Perhaps the most fascinating part of these animal’s breeding ecology however is their nesting behaviour. As the female begins to incubate eggs, she imprisons herself within a nest cavity in a hollow tree by sealing up the entrance with mud, till only a teeny gap remains for her mate to feed her and for her to deposit her faeces. In many ways, a sound strategy; practically a zero risk of predators taking the eggs, and the maximum amount of energy that can be put into incubating eggs is utilised.
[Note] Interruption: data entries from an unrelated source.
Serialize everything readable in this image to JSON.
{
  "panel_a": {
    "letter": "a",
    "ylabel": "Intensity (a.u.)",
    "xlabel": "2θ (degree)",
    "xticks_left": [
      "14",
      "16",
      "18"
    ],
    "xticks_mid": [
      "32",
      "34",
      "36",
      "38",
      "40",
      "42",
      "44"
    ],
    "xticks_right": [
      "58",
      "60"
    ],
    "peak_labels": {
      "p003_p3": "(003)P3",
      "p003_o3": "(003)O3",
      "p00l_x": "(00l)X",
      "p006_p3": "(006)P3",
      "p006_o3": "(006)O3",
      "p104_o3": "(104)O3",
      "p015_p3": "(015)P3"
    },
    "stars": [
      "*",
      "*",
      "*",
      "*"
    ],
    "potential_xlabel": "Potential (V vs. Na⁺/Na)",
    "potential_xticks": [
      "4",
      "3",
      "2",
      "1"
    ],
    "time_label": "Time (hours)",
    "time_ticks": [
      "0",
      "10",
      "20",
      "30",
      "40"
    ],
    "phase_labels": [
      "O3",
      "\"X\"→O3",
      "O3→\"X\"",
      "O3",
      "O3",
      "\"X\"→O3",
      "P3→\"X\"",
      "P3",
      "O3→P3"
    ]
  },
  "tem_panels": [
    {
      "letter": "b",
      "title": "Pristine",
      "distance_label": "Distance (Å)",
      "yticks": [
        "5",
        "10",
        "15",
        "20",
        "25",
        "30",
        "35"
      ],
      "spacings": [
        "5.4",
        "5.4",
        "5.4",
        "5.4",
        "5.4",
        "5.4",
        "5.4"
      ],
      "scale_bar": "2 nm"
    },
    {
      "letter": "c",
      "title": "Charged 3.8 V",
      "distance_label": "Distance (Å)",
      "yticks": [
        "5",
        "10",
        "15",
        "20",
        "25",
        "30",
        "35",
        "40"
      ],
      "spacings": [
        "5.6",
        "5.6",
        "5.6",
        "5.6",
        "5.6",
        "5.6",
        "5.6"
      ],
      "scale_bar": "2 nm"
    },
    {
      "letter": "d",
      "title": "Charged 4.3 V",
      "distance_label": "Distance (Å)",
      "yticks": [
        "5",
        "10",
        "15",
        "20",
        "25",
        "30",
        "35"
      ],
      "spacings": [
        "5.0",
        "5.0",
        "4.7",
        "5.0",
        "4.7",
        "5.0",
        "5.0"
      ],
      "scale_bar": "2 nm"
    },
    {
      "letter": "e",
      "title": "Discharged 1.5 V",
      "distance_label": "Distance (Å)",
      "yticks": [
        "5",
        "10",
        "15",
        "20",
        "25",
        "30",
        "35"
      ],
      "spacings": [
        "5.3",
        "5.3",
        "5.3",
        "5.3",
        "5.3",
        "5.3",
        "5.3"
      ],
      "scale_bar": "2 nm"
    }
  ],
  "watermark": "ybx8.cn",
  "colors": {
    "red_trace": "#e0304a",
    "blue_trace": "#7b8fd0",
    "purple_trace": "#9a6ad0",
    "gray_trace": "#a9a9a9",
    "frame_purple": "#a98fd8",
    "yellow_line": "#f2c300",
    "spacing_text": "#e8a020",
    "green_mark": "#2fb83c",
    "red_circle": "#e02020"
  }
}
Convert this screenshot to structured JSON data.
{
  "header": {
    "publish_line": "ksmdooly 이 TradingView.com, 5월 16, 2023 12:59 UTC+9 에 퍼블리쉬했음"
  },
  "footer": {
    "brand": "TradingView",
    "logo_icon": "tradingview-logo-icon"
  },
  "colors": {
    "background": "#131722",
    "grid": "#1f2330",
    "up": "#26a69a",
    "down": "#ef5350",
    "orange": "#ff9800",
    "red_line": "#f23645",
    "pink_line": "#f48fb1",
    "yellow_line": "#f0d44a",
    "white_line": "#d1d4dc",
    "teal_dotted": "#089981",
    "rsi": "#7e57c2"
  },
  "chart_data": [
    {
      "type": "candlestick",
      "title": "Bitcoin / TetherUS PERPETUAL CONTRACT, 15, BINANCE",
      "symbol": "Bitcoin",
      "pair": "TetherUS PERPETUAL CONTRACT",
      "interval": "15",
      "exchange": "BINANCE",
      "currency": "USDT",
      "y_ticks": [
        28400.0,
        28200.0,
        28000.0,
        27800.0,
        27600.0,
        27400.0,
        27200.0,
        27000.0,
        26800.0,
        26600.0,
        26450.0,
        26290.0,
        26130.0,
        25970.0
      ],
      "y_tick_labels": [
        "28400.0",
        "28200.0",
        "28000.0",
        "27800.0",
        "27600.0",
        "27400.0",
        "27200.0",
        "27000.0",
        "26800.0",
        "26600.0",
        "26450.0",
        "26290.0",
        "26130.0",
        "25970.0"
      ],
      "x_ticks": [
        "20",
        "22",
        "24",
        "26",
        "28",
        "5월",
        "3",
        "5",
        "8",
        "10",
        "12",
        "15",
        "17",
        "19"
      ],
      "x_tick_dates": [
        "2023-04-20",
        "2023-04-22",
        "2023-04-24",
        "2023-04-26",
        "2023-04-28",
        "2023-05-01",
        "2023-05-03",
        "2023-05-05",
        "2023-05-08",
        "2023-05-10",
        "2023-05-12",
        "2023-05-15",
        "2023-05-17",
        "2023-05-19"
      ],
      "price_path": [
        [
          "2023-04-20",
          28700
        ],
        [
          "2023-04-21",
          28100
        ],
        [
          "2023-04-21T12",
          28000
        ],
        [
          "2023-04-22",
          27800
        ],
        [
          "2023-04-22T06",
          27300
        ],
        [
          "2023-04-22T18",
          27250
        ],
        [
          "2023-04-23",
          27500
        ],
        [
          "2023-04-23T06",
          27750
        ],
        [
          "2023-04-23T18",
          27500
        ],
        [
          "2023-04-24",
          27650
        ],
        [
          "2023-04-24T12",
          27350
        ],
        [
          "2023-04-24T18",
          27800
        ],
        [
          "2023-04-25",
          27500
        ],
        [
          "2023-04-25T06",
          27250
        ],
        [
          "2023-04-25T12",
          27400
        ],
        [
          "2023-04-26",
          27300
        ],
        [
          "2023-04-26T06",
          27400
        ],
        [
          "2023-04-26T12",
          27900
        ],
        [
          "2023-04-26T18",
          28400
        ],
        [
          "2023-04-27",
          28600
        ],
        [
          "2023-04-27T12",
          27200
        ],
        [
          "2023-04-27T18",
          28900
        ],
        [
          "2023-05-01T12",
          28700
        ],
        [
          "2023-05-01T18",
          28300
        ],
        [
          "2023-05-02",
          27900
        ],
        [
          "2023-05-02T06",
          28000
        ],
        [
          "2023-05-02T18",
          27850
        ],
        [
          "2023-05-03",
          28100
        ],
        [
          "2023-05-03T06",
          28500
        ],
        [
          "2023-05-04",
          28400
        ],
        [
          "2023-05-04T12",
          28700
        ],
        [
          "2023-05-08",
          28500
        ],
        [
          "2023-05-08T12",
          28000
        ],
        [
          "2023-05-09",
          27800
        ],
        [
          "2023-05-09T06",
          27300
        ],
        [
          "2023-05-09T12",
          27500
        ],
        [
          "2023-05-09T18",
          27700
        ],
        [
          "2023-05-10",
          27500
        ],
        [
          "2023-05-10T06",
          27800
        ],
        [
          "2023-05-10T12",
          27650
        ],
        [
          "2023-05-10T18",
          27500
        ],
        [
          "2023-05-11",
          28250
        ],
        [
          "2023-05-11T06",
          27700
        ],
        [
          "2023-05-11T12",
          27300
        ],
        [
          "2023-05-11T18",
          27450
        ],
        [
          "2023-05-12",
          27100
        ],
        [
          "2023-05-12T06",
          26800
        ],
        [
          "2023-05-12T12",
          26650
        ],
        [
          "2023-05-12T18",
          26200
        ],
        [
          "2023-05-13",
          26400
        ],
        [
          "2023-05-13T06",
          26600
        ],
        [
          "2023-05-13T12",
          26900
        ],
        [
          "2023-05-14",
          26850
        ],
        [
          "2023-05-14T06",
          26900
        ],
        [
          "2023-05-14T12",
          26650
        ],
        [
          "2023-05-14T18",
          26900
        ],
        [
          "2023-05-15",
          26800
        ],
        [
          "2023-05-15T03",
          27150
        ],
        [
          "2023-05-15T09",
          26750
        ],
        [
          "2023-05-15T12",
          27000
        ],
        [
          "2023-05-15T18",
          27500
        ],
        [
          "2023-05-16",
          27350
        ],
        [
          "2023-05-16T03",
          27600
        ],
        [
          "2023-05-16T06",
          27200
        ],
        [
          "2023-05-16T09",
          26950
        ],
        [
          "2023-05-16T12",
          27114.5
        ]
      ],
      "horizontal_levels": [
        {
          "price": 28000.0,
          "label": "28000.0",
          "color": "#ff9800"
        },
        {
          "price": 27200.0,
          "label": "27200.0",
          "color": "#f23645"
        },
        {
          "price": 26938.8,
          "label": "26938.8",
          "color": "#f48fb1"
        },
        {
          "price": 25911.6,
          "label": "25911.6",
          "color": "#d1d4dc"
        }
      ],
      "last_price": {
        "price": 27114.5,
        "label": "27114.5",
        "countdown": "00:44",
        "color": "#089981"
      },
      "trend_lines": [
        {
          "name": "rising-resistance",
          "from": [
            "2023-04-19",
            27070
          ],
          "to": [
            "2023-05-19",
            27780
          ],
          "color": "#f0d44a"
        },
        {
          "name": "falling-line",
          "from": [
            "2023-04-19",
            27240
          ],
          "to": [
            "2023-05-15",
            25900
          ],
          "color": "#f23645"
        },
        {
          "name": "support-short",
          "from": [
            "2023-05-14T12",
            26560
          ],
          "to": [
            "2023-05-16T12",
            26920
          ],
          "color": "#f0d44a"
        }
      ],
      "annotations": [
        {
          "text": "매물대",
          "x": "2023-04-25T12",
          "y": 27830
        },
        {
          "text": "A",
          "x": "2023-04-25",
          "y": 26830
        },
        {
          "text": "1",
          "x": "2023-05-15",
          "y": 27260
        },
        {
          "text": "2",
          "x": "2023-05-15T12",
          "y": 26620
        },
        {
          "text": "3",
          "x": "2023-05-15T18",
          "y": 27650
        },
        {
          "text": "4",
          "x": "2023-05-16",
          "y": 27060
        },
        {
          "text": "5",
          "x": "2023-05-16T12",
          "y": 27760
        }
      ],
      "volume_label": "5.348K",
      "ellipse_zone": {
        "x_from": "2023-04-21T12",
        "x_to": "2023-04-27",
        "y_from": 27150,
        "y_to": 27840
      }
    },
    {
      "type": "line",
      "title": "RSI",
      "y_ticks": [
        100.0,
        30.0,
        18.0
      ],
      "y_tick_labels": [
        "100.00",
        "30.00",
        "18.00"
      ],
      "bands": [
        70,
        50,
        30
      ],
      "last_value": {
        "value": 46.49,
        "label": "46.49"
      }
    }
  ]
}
It’s just ensuring nothing happens to Daddy, who becomes her and their chicks literal lifeline for over 50 days!

The individual in this photo (a female, as indicated by the pale-coloured iris) is a captive bird at the Cotswold Wildlife Park in Oxfordshire. The Great Hornbill’s complicated nesting behaviour makes them difficult to breed in captivity, yet the Park was among the first to succeed in doing so, and continues to be part of the bird’s International Captive Breeding Programme.